In a short statement on Thursday, US spies said that Exim email servers caught attention of what the US media relentlessly called “one of the most aggressive and destructive hacking organizations in the world” – a group named Sandworm (never mind if you have not heard that name before).

The NSA stated plainly that “the Russian actors, part of the General Staff Main Intelligence Directorate’s (GRU) Main Center for Special Technologies (GTsST)” have penetrated the defenses of mail servers using Exim – a mail transfer agent commonly used in Linux and Unix-based systems, which are in turn widely used in modern servers and workstations.

An Exim vulnerability was supposedly used by the hackers as early as August 2019, before the latest patch for the software came live, allegedly provided them with “any attacker’s dream access,” including an ability to “add privileged users, disable network security settings and execute additional scripts for further network exploitation.”

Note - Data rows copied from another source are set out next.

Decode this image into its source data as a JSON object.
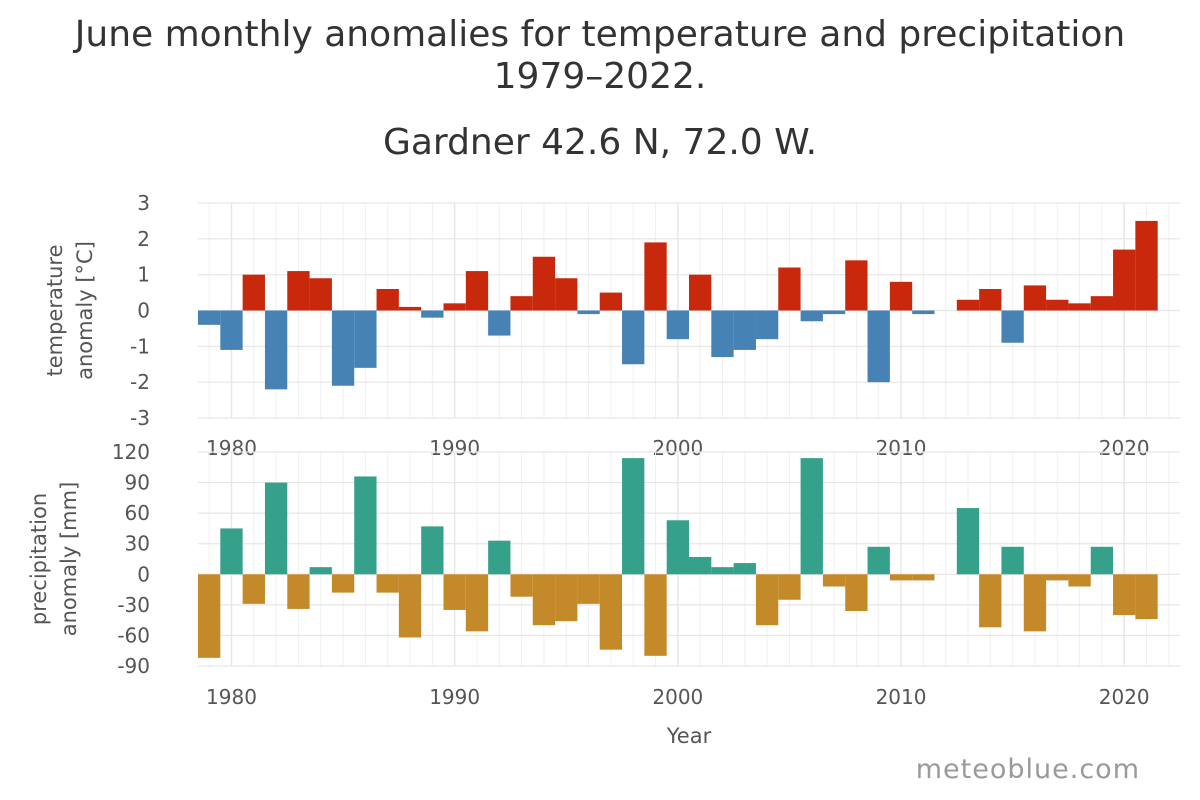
{
  "chart_title": {
    "line1": "June monthly anomalies for temperature and precipitation",
    "line2": "1979–2022.",
    "subtitle": "Gardner 42.6 N, 72.0 W."
  },
  "watermark": "meteoblue.com",
  "colors": {
    "temp_positive": "#c8280c",
    "temp_negative": "#4682b4",
    "precip_positive": "#36a18b",
    "precip_negative": "#c48a2a",
    "grid": "#e6e6e6",
    "axis_text": "#555555"
  },
  "chart_data": [
    {
      "type": "bar",
      "name": "temperature",
      "ylabel_lines": [
        "temperature",
        "anomaly [°C]"
      ],
      "xlabel": "",
      "ylim": [
        -3,
        3
      ],
      "yticks": [
        3,
        2,
        1,
        0,
        -1,
        -2,
        -3
      ],
      "xlim": [
        1978.5,
        2022.5
      ],
      "xticks": [
        1980,
        1990,
        2000,
        2010,
        2020
      ],
      "grid": true,
      "x": [
        1979,
        1980,
        1981,
        1982,
        1983,
        1984,
        1985,
        1986,
        1987,
        1988,
        1989,
        1990,
        1991,
        1992,
        1993,
        1994,
        1995,
        1996,
        1997,
        1998,
        1999,
        2000,
        2001,
        2002,
        2003,
        2004,
        2005,
        2006,
        2007,
        2008,
        2009,
        2010,
        2011,
        2012,
        2013,
        2014,
        2015,
        2016,
        2017,
        2018,
        2019,
        2020,
        2021
      ],
      "values": [
        -0.4,
        -1.1,
        1.0,
        -2.2,
        1.1,
        0.9,
        -2.1,
        -1.6,
        0.6,
        0.1,
        -0.2,
        0.2,
        1.1,
        -0.7,
        0.4,
        1.5,
        0.9,
        -0.1,
        0.5,
        -1.5,
        1.9,
        -0.8,
        1.0,
        -1.3,
        -1.1,
        -0.8,
        1.2,
        -0.3,
        -0.1,
        1.4,
        -2.0,
        0.8,
        -0.1,
        0.0,
        0.3,
        0.6,
        -0.9,
        0.7,
        0.3,
        0.2,
        0.4,
        1.7,
        2.5
      ]
    },
    {
      "type": "bar",
      "name": "precipitation",
      "ylabel_lines": [
        "precipitation",
        "anomaly [mm]"
      ],
      "xlabel": "Year",
      "ylim": [
        -90,
        120
      ],
      "yticks": [
        120,
        90,
        60,
        30,
        0,
        -30,
        -60,
        -90
      ],
      "xlim": [
        1978.5,
        2022.5
      ],
      "xticks": [
        1980,
        1990,
        2000,
        2010,
        2020
      ],
      "grid": true,
      "x": [
        1979,
        1980,
        1981,
        1982,
        1983,
        1984,
        1985,
        1986,
        1987,
        1988,
        1989,
        1990,
        1991,
        1992,
        1993,
        1994,
        1995,
        1996,
        1997,
        1998,
        1999,
        2000,
        2001,
        2002,
        2003,
        2004,
        2005,
        2006,
        2007,
        2008,
        2009,
        2010,
        2011,
        2012,
        2013,
        2014,
        2015,
        2016,
        2017,
        2018,
        2019,
        2020,
        2021
      ],
      "values": [
        -82,
        45,
        -29,
        90,
        -34,
        7,
        -18,
        96,
        -18,
        -62,
        47,
        -35,
        -56,
        33,
        -22,
        -50,
        -46,
        -29,
        -74,
        114,
        -80,
        53,
        17,
        7,
        11,
        -50,
        -25,
        114,
        -12,
        -36,
        27,
        -6,
        -6,
        0,
        65,
        -52,
        27,
        -56,
        -6,
        -12,
        27,
        -40,
        -44
      ]
    }
  ]
}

These convoluted malignant actions are easily countered if the latest patch for Exim is installed immediately, NSA assures. The news was immediately picked up by US tech media outlets like Wired. They went a step further and speculated that, with the new US presidential elections being “right around the corner,” the hackers might be preparing a suitable vantage point for interfering with the US vote once again. Never mind that Russia’s supposed interference in the 2016 vote has never been properly proven in the first place.

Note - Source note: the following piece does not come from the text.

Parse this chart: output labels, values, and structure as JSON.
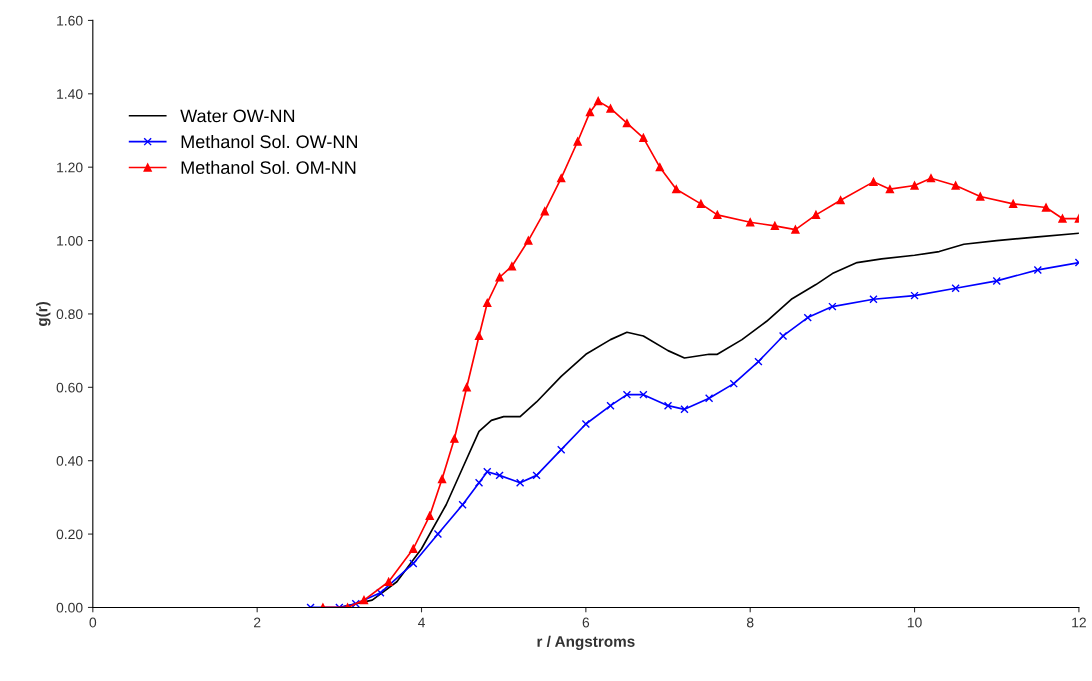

The ‘Sandworm' group is quite an obscure entity, blamed for pretty much everything since 2014. It is said to have "almost certainly" launched cyber-attacks on Ukraine, spied on NATO, disrupted the work of multiple US state boards of election in 2016, as well as created the infamous NotPetya virus that inflicted $10 billion damage to the world economy in 2017. Just forget about the fact that Russian companies were hit by it too.

Also on rt.com ‘Highly likely’ is the new evidence: Five times Western officials had no proof but media fell for it

The stories about the group’s notoriety were a go-to topic for Wired in particular. One of its reporters, Andy Greenberg, even published a book on its supposed activities. In February, the US and its allies also officially claimed the group to be GRU’s Unit 74455, some four months after another attack was blamed on it – this time in Georgia. Earlier, the US Department of Justice indicted three of its presumed employees with hacking the DNC in 2016, as part of Special council Robert Mueller’s investigation.

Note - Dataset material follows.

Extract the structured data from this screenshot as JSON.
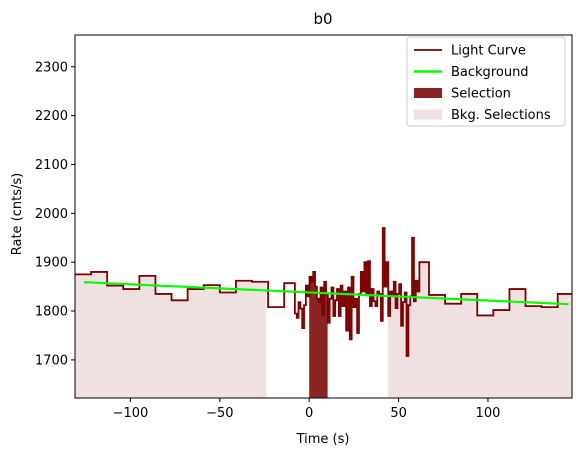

Over all those years, no conclusive proof of the group’s existence, not to mention its ties to the GRU, has been presented. Western accusations against Moscow were overwhelmingly based on "highly likely"-style statements.

Also on rt.com Another ‘highly likely’-style accusation: Moscow brushes aside ‘evidence-free’ Georgia cyberattack

Citing this, Moscow has repeatedly dismissed all accusations. “The lack of evidence and political motivation behind this obviously orchestrated information attack are impossible to miss,” the Russian Foreign Ministry said in February.

Since the group’s existence still appears to be an unresolved question, one is left to wonder why an agency such as NSA would be so interested in mail server owners installing a software update with such haste.